Forza Italia parla di emendamenti al decreto sui rave
(di Anna Bredice)
Forza Italia già parla di emendamenti, spera condivisi anche dal governo, comunque emendamenti per cambiare un decreto che semina dubbi anche dentro ai partiti della maggioranza. Il che vuol dire che il decreto potrebbe uscire dal Parlamento in maniera parecchio diversa da come è entrato. Forza Italia è il partito che, primo tra gli altri, ha fatto emergere dubbi, soprattutto su un aspetto, le intercettazioni, che con una pena che arriva a sei anni sono previste automaticamente nel corso delle indagini. Per un partito che si è sempre detto garantista, non fosse altro per difendere gli interessi del capo, è troppo, visto che ha già dovuto accettare un ministro della Giustizia scelto da Meloni. Francesco Sisto, viceministro alla Giustizia, questa mattina lo ha detto chiaramente: “si può modificare il testo”, come dire è stata scritto male e ipotizza di abbassare la pena sotto i cinque anni in modo che non scattino le intercettazioni.
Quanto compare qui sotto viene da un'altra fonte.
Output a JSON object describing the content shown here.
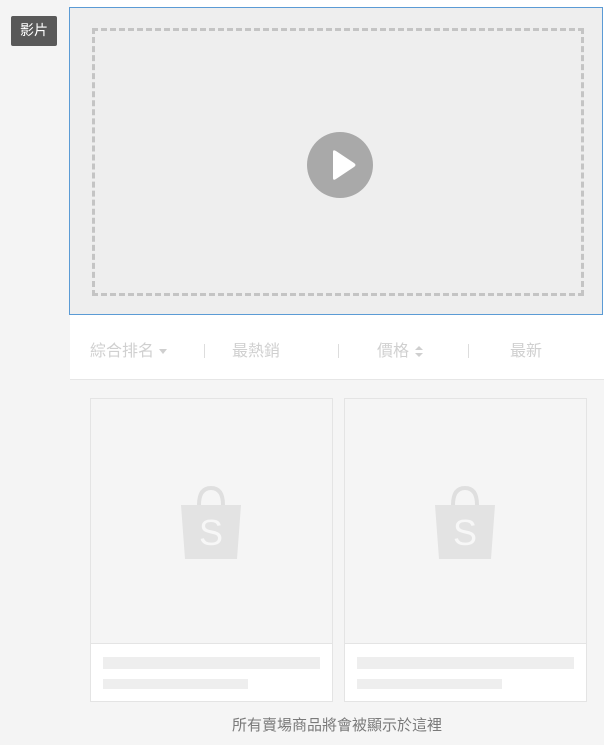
{
  "video_section": {
    "label": "影片",
    "play_icon": "play-circle-icon"
  },
  "sort_bar": {
    "relevance": "綜合排名",
    "top_sales": "最熱銷",
    "price": "價格",
    "latest": "最新"
  },
  "products": [
    {
      "icon": "shopping-bag-icon",
      "letter": "S"
    },
    {
      "icon": "shopping-bag-icon",
      "letter": "S"
    }
  ],
  "footer_note": "所有賣場商品將會被顯示於這裡",
  "colors": {
    "selection_border": "#5b9bd5",
    "label_bg": "#595959",
    "placeholder_gray": "#eeeeee"
  }
}
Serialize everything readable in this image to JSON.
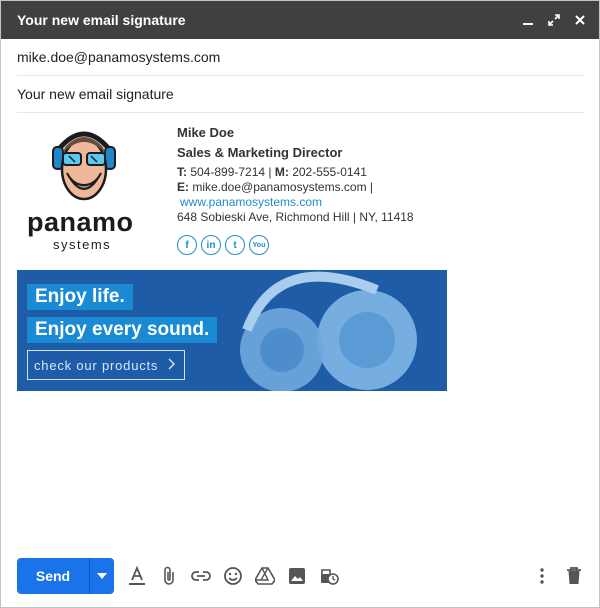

Ma sotto i 5 anni altro non è che le pena prevista attualmente, di 4 anni, per invasione di terreni ed edifici. Enrico Costa che ora è passato con Calenda, ma è stato per anni per Forza Italia il relatore di leggi come il lodo Alfano, ora si sente libero di dir la sua: “Hanno scritto questo reato come fossero al bar e ora fanno retromarcia”. Ci sono anche problemi di numeri, se Forza Italia non votasse il decreto così come è, difficilmente passerebbe al Senato. Giorgia meloni si dice fiera del suo decreto, rassicura che non verrà negato a nessun il diritto di esprimere il dissenso, ma non dice nulla però su eventuali modifiche. Se dovesse però insistere su questo testo, potrebbe essere costretta a chiedere la fiducia per il suo primo decreto e poi rischiare di farlo bocciare dalla Corte Costituzionale. Il testo, come è in vigore attualmente, potrebbe applicarsi a tanti tipi di proteste. Si parla generalmente di raduni. Mattarella l’ha firmato, il suo intervento eventualmente sulle parti a rischio di bocciatura da pare della Consulta, potrebbe arrivare dopo, in fase di conversione in legge, entro 60 giorni da oggi. Le opposizioni che denunciano l’incostituzionalità del decreto e ne chiedono il ritiro, puntano il dito sulle divisioni anche dentro la maggioranza. Mobilitazioni per protestare contro il decreto per ora non ne sono previste.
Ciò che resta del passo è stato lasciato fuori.